Matt Pincus, Evolv Shaman, Blister Gear Review
Matt Pincus in the Evolv Shaman, Joe's Valley, Utah. (Photo by Ryan Postle.)

Just to be clear, this does not mean that the Shaman is an all-around shoe that can handle everything from horizontal roofs to slabs and cracks. They are designed specifically for steeper sport climbs and would become painful if used on most trad routes or as a crack-climbing shoe.

Stiffness / Sensitivity

Furthermore, the added rubber and stiffness from the VTR3D does diminish the shoes sensitivity. As a result, I find that I utilize this shoe primarily for sport and gym climbing and opt for a softer shoe for bouldering. In my opinion, the same stiffness and thickness that are positive attributes of the Shamans for sport climbing create tradeoffs when it comes to difficult bouldering. When I compare them to shoes like the Five Ten Dragon, the Five Ten Team 5.10s, or the La Sportiva Solution, they lack the sensitivity required for the truly precise footwork of hard boulder problems.

Ultimately, the Shaman’s bouldering performance should not come as a huge surprise. This shoe was designed to be a high-end sport climbing tool, and a certain amount of sensitivity was lost to incorporate the necessary durability and stiffness that allows shoes to withstand the constant abuse sport climbing inflicts. But I do not want to overstate this point. The Shaman is still an aggressive, asymmetrical shoe that allows for both powerful toeing-in and secure heel and toe hooks. You can climb hard boulder problems in these shoes, and many people do. In my opinion, though, shoes like the Five Dragon and the La Sportiva Solution are more suited for use as a dedicated bouldering shoe.

Bottom Line

These shoes have a place in a serious sport climber and boulder’s quiver. If you are looking for an all-around sport climbing shoe that offers the performance of a highly aggressive shoe while still being comfortable, this is an excellent choice.


2 comments on “Evolv Shaman”

  1. Nice write-up.
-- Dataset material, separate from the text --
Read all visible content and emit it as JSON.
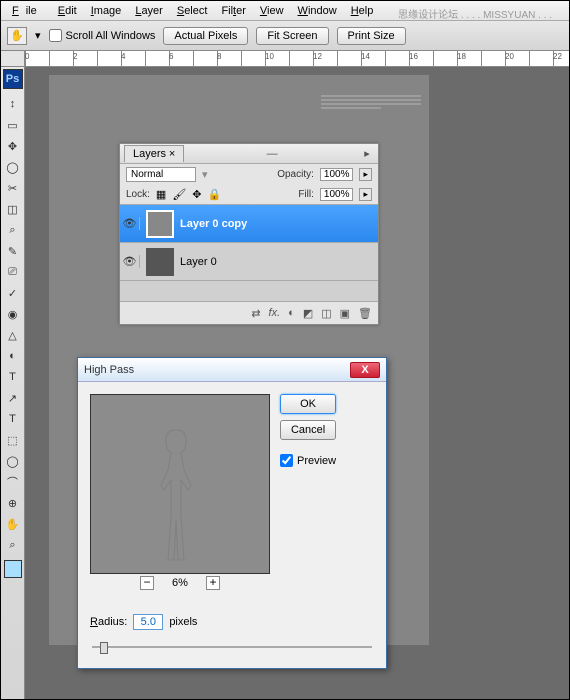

I followed this site initially because of downhill mtb’ing stuff, then I saw some climbing too. Awesome.

    Ive demoed the Shaman in my local gym (SF bay area) and it fits pretty good. I love the downturned profile, and suction cup feel (similar to Solutions). Only thing I don’t like is this shoe digs in my heel. The backside is too high, and leaves blisters. Maybe its just the shape of my feet, but it was enough reason for me to not get these. Other than my heel-blistering issue, its pretty good.

    Sizing, I downsized half from my reg/street shoe size.

  2. Hi!
    Im a competitive climber looking for a new shoe. I climb V9 and 5.13+. I currently have the solutions from La Sportiva and I love how aggressive the shoe is. I was wondering if this shoe is more or less aggressive than the solutions??? Thankyou!!